Cette doctrine implique une politique d’ouverture et de diversification des partenaires étrangers ainsi qu’une certaine dose d’ambiguïté pour essayer de tirer le meilleur parti de ses partenaires sans trop inquiéter les autres. Cet art subtil de l’équilibre a permis au Vietnam d’accueillir en quelques mois à la fois le président américain (septembre 2023), le président chinois (décembre 2023) et le président russe (juin 2024). Le Secrétaire général a pu également se rendre au sommet de la Francophonie de Villers-Cotterêts (octobre 2024) où il en a profité en marge pour élever la coopération avec la France au niveau d’un partenariat stratégique global.

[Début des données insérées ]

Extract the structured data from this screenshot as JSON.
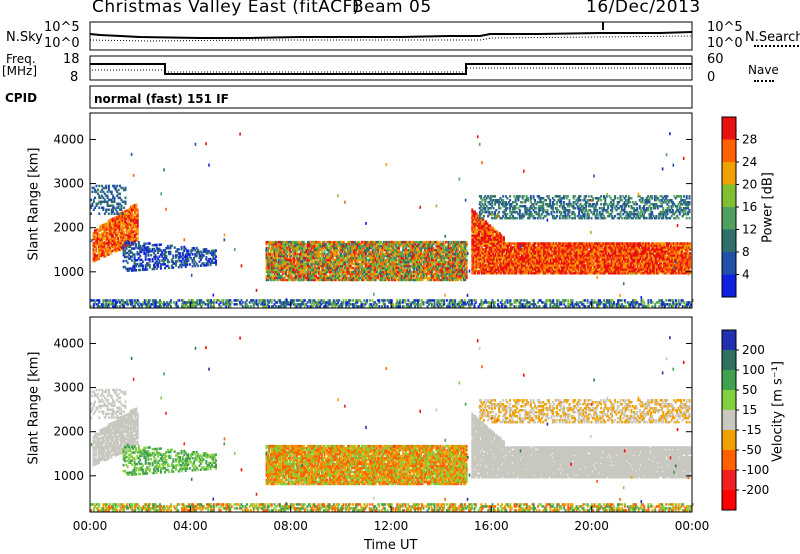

Une des conséquences de cette politique est qu’à la différence des Philippines, le Vietnam a opté pour une approche plus discrète en mer de Chine du Sud. La guerre en Ukraine a rappelé aux autorités vietnamiennes l’importance pour le pays de ne pas prendre parti entre les grandes puissances rivales ni d’inquiéter un grand voisin. Dans son livre blanc de 2019, le Vietnam a ajouté la mention « en fonction » qui lui permet de développer des relations de défense avec d’autres pays en fonction de circonstances spécifiques. Cela peut éventuellement permettre au Vietnam de rejoindre un groupe de pays pour contrer une menace immédiate. Sur la question de la mer Chine du Sud, ce principe peut autoriser une participation vietnamienne à des mécanismes multilatéraux flexibles, auxquels les européens pourraient participer, tout en lui évitant de prendre part à des partenariats militaires institutionnalisés, ce qui provoquerait la colère de la Chine.

Quid du congrès de 2026 ?

Généralement, les années précédant un congrès du Parti communiste sont peu propices à des changements politiques ou administratifs. Le fait que To Lam ait décidé de s’engager dans un vaste programme de réforme pourrait laisser supposer qu’il est confiant dans ses soutiens et qu’il pense avoir de bonnes chances d’être confirmé dans ses fonctions en 2026. Il est vrai que l’intensité des réformes proposées pourrait lui permettre d’éliminer quelques opposants supplémentaires et de promouvoir des proches comme l’ancien gouverneur de la banque centrale, Le Minh Hung, ou le secrétaire du Comité central du Parti, Le Hoai Trung, ainsi qu’une série technocrates ayant fait preuve d’efficacité. Si les réformes arrivent à leur terme, cela pourrait rassurer les milieux d’affaires et les investisseurs internationaux tout en confortant le pouvoir de To Lam à la veille du congrès mais la question est avant tout de savoir comment elles seront perçues et mises en œuvre en interne. C’est sans doute là que réside le principal défi.

Arnaud Leveau
Arnaud Leveau est membre du Comité d’orientation d’Asia Centre. Il a plus de 25 ans d'expérience pratique dans la région Indo/Asie-Pacifique aussi bien dans l'industrie, les affaires gouvernementales que la recherche en relations internationales. Titulaire d'un doctorat en science politique de l’École normale supérieure de Lyon, il est l'auteur de nombreuses publications sur la péninsule coréenne, la Thaïlande, l'Asie du Sud-Est et les questions de sécurité dans la région Indopacifique. Il enseigne également le monde des affaires en Asie à l’université Paris Dauphine PSL.